Quelle acceptabilité sociétale des projets de méthanisation?

Suite aux nombreuses contestations envers le méthaniseur industriel BioQuercy à Gramat (Lot), un rapport du ministère de la Transition écologique a proposé une série de recommandations pour améliorer l’acceptabilité notamment par une approche participative d’anticipation des nuisances potentielles et par la définition et la mise en oeuvre d’actions destinées à les prévenir.

L’acceptabilité de la méthanisation: les grandes problématiques

Si la question de l’acceptabilité des projets de méthanisation se focalise assez vite sur les relations avec les riverains, il convient de souligner que ce ne sont pas les seules parties prenantes impliquées.

Une étude d’un projet abandonné suite aux oppositions a été réalisée en collaboration avec le laboratoire de sociologie CERTOP de Toulouse et la société Acceptables Avenirs et le soutien de l’ADEME. Cette étude montre que les mouvements d’opposition naissent certes des riverains. Mais ces derniers sont généralement rejoints par d’autres parties prenantes telles que les associations de protection de l’environnement, même si on constate qu’elles n’ont pas d’opposition de principe à la méthanisation.

Aux questionnements des riverains et des associations, il faut ajouter ceux de la profession agricole qui portent généralement sur les modalités techniques et économiques de projets importants.

Le fait que les questionnements soient partagés par plusieurs parties prenantes montre que l’acceptabilité de la méthanisation ne se réduit pas au phénomène Nimby (pas dans mon jardin). L’étude CERTOP-Acceptables Avenirs montre que l’acceptabilité du projet est liée à trois principaux facteurs :

  • Sa taille qui influence les impacts (circulation de camions, quantité et origine des intrants, degré de nuisances olfactives, etc.) ;
  • Son portage (agriculteurs seuls ou en regroupement, industriels, collectivités ou investisseurs) qui peut conditionner la capacité du projet à s’inscrire dans une économie locale et circulaire ;
  • Les modalités de son développement qui doivent répondre à l’exigence croissante de la société d’une implication citoyenne amont et d’une forte crédibilité technico-économique.

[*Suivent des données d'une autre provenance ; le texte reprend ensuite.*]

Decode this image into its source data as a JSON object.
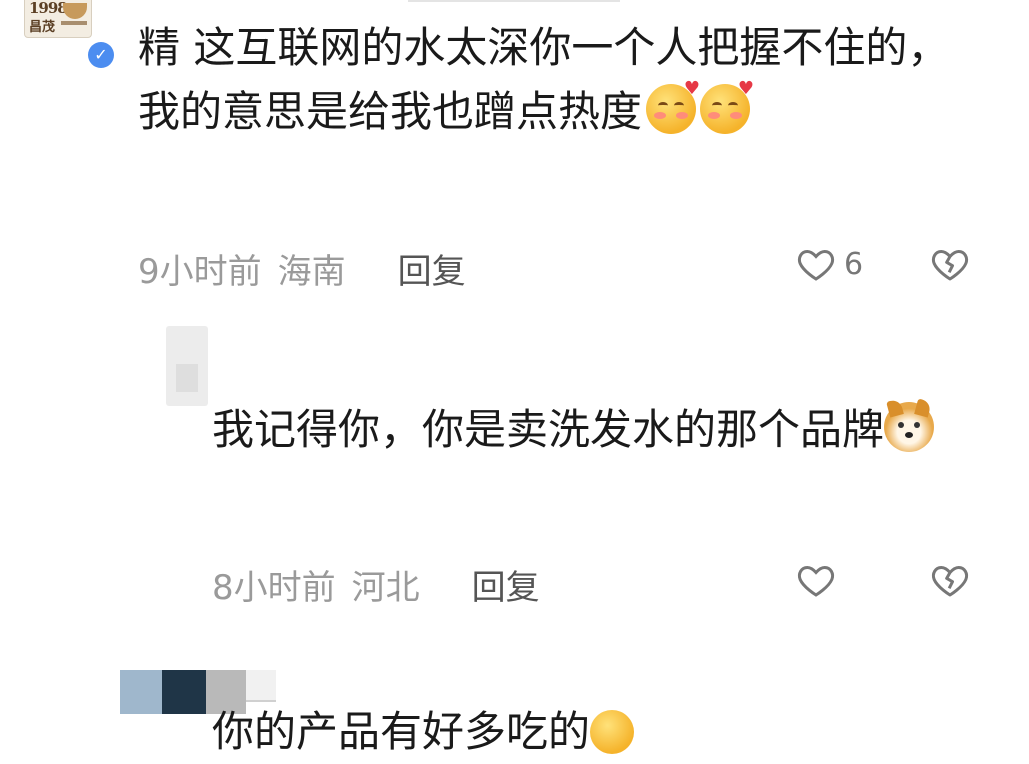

Agir en deux temps pour faciliter l’acceptabilité

Un porteur de projet aura alors tout intérêt à agir en 2 temps afin de faciliter l’acceptabilité de son projet.

Le premier temps sera consacré à la vérification de différents points le plus en amont possible et, de préférence, dès les études de pré-faisabilité. Il faudra en particulier évaluer l’adéquation entre la taille du projet, son portage et ses modalités de développement, et le niveau d’implication des parties prenantes. Ce premier temps permettra entre autres de prévoir des variantes au projet pour répondre aux conditions de mise en adéquation avec le territoire.

Le second temps sera consacré au dialogue avec les parties prenantes pour répondre aux questionnements et, si nécessaire, échanger sur les variantes avec l’objectif de répondre aux attentes tout en respectant les contraintes techniques, économiques et réglementaires.

Il est important de souligner que les modalités du dialogue (information, consultation, concertation, co-construction) ainsi que les nombreux outils pour les mettre en œuvre (ateliers, rencontres en face à face, réunions publiques, porte à porte, enquêtes, sites internet, applications) doivent être mûrement réfléchis pour s’adapter aux caractéristiques du projet, du territoire et des parties prenantes.

Le coût de l’acceptabilité: plus difficile à porter pour les projets de méthanisation?

Vous l’aurez compris, l’acceptabilité ne se décrète pas, elle est fortement liée à une démarche où les dimensions sociétales d’un projet doivent être prises en compte avec le même poids que les éléments techniques, économiques et réglementaires.

Cependant, l’intégration de la dimension sociétale a un coût. Et ce coût n’est pas toujours facile à absorber dans des projets de méthanisation à l’équilibre économique tendu.

Pour aider les porteurs de projets, il convient donc de leur proposer des prestations et outils accessibles et à des coûts raisonnables, que ce soit pour obtenir de l’information qualifiée ou les accompagner dans leur dialogue avec les parties prenantes.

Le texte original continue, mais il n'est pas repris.